You must have been thinking about Shakespeare and how he coped with the plague and the theatres shutting, has that been inspiring or helpful in anyway?It’s been truly extraordinary. When the death rate in the UK reached 33,000 – that was the number of people that died in the 1603 plague, that was out of a population of four million, so devastating. It made me think about the closure of theatres in 1603 – it was not unheard of, they had closed in 1593 and 1594 for intermittent periods. Shakespeare took the time to write Venus and Adonis and The Rape of Lucrece, so he turned his hand rather successfully to other things.
It made me realise why the plays changed so radically after that closure [of 1603] and the plays suddenly seem to plunge into an abyss – you have dark tragedies: King Lear, Othello and Macbeth.
I had never really contemplated just how insecure the plague must have made everyone – it must have removed people’s sense of certainty and intensified their anxiety. Which is why it’s even more important with this plague that we get the plays back onstage!
Seeing the statue unfreeze at the end of The Winter’s Tale will be like a lifting of that weight.
Tell us about your lockdown.Tony [Greg’s husband, actor Antony Sher] was performing in Kunene and the King on the Monday night in London and on the Tuesday I thought I have to get back to Stratford if lockdown is happening, especially as Tony is over 70 and in the vulnerable category.

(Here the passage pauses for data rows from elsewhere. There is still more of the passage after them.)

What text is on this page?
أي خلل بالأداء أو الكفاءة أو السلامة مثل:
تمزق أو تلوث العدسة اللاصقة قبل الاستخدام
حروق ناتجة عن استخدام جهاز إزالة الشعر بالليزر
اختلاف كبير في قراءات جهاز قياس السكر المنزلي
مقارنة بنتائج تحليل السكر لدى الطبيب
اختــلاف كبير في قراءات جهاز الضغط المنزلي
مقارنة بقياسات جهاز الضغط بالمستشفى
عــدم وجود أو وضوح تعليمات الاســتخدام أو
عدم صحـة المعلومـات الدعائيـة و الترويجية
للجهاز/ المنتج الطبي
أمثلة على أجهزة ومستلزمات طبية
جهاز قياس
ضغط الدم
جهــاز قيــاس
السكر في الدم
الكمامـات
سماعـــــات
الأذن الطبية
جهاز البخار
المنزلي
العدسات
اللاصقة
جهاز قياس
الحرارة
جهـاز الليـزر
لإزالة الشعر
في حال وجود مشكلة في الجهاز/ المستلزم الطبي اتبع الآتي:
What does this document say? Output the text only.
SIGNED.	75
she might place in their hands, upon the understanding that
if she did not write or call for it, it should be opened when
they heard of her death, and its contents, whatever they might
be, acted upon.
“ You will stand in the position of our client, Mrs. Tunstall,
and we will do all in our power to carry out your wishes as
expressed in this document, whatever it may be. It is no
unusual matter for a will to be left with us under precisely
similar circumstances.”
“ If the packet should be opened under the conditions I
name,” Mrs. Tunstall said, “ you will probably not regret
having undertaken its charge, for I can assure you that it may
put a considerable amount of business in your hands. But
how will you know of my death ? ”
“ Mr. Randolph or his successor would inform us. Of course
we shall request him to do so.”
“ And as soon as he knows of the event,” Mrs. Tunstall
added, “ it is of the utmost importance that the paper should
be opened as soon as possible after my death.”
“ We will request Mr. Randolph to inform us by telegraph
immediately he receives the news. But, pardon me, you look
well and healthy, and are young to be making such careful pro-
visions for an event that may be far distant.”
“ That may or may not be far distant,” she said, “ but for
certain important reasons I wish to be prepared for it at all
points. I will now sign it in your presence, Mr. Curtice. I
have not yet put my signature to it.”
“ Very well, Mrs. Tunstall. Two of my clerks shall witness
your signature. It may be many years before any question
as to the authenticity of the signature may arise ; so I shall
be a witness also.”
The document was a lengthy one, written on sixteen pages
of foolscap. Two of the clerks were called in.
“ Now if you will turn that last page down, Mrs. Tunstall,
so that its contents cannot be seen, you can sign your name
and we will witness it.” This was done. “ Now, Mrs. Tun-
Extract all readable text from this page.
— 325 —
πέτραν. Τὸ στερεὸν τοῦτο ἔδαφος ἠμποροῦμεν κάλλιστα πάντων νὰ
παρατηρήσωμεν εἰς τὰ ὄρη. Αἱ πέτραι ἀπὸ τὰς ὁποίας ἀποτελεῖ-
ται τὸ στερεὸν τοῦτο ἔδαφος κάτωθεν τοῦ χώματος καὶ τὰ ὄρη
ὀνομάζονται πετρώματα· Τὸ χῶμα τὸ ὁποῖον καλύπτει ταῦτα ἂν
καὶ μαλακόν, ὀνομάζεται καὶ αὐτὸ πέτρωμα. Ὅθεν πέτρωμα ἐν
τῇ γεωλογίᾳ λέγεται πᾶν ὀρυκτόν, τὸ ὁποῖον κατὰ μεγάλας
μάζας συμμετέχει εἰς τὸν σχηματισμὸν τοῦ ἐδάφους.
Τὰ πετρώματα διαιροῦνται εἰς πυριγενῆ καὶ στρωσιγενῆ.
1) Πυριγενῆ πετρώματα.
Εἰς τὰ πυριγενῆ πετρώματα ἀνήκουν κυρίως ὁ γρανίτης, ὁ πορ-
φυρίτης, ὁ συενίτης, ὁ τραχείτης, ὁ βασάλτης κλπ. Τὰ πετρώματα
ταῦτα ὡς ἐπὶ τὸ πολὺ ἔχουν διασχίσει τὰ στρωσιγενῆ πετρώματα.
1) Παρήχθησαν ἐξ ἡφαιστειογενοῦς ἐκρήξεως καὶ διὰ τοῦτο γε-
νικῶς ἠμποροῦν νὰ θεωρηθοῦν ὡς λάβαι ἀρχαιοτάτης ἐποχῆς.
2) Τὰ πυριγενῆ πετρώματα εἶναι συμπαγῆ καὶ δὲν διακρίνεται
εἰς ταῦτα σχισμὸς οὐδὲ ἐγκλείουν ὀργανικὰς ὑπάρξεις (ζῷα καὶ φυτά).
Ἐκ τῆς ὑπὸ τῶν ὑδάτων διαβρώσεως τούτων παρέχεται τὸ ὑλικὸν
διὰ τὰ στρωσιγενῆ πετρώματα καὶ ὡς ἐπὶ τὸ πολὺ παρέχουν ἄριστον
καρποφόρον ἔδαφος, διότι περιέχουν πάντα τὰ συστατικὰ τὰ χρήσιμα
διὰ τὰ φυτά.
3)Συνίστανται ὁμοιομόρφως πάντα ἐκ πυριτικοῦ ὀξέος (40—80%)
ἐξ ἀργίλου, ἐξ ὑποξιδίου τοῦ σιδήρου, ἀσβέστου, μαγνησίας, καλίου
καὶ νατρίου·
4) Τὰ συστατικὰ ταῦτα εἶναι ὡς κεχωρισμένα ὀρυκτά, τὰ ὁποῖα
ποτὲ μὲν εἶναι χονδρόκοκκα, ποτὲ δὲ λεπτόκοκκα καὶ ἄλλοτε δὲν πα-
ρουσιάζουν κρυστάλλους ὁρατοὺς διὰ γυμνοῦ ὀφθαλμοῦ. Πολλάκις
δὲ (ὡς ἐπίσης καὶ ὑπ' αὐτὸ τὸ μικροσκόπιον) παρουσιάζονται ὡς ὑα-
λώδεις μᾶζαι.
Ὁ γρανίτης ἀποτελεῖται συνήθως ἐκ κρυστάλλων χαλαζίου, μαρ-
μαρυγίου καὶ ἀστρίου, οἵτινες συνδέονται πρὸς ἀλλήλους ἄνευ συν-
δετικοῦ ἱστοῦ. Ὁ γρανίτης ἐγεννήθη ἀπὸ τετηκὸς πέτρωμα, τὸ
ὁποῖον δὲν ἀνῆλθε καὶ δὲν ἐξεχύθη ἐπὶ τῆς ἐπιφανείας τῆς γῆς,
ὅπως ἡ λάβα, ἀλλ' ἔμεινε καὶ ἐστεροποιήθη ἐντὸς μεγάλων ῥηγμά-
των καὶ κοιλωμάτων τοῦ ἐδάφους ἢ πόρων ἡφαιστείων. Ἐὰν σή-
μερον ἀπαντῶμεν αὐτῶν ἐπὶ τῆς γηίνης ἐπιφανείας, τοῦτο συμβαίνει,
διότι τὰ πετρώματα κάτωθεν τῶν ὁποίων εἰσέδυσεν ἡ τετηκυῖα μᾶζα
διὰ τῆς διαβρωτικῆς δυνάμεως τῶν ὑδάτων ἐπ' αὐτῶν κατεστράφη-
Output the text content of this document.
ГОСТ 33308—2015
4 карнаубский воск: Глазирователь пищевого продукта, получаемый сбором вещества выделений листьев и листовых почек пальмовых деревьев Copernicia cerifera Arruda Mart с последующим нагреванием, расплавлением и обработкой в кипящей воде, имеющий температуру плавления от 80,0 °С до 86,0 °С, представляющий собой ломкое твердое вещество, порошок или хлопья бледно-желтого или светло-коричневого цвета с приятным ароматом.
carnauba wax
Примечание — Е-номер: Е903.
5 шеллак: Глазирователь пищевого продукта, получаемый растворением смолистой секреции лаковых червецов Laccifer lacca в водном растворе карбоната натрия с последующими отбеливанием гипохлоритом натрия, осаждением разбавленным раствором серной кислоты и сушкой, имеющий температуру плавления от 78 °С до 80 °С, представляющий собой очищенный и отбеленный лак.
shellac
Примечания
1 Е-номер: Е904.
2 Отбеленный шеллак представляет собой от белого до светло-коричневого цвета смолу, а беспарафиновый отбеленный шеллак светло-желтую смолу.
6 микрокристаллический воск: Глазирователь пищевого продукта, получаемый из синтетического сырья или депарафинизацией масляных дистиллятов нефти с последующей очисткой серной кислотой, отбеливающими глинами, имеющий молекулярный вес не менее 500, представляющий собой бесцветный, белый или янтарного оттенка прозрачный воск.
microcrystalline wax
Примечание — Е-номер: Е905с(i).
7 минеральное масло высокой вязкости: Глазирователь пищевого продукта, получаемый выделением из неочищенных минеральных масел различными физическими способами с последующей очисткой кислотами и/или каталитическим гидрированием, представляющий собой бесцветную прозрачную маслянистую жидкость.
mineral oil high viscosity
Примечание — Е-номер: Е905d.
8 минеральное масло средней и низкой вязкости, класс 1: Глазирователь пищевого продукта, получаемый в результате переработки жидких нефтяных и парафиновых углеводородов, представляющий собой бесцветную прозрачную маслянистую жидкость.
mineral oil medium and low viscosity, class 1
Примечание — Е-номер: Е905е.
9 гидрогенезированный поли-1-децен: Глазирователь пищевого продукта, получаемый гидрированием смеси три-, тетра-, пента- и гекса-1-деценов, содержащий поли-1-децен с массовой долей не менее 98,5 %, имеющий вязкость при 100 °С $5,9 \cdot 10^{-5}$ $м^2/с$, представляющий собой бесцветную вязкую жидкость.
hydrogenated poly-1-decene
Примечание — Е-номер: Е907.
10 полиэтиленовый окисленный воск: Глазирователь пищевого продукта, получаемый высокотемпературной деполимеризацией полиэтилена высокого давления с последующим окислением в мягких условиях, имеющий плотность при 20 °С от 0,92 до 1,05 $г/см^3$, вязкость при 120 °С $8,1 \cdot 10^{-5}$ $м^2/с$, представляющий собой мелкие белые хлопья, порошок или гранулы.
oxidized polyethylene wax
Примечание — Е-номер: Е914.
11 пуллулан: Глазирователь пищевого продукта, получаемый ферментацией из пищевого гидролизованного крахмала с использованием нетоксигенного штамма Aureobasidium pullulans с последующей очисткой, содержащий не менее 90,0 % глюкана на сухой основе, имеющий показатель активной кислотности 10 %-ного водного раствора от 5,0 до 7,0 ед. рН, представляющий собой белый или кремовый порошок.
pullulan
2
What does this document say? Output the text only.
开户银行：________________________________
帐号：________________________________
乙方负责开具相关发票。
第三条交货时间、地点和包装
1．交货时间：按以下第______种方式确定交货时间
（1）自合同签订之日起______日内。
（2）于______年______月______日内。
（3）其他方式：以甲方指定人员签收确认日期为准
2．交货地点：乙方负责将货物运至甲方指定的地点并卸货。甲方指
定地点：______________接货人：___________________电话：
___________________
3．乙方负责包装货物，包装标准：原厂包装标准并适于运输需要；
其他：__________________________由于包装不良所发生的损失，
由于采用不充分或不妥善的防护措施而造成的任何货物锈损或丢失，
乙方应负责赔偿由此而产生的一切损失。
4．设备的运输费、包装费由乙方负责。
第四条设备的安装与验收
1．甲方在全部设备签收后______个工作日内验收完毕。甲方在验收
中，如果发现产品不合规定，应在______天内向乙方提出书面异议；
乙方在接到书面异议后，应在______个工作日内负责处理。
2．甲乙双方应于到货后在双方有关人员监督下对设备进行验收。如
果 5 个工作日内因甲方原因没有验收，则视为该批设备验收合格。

I thought I had better pack up the car and get up to Stratford as fast as we could.
We’re very lucky we’ve got the artistic director’s cottage here in Stratford, looking out onto the Welcombe Hills. It’s been a weird sense of being in a little bubble.
There’s been lots of time for contemplation. What lesson would you hope mankind could learn from this current pandemic?As we approach midsummer I’ve been looking at that play [A Midsummer Night’s Dream] and I think this is the time Shakespeare is talking about, as we move into June. I’ve always thought Titania’s ‘forgeries of jealousy’ speech as Shakespeare’s climate change speech. And it is interesting there’s a sort of appreciation of the world around at the moment. It’s been extraordinary, and people have been talking about how they are noticing the seasons changing; that they had never really stopped and stared for this amount of time before.
I guess what has come out is a sense of kindness, thinking about other people more.
My anxiety has been for the young people. All the drama students robbed of their final show, for example – they should be performing then heading to the bar for a chinwag and to congratulate each other. Instead there’s a great big emotional gap.
From Tony and I’s point of view we’re getting close to what Shakespeare called his ‘chair days’, we can operate remotely.
Stratford’s not quite the same without Shakespeare’s plays being performed, not even on his birthday…It’s nibbled at my soul that this is the first time that there’s no live Shakespeare in Stratford for such a period; it’s terrible to think that. Even though the Luftwaffe used the theatre as a navigational tool on the way to bomb Coventry, the war went on around us but we carried on.
We’ve got the shows ready to perform; and it’s so important for everyone’s spiritual and emotional health that we do them as soon as we can.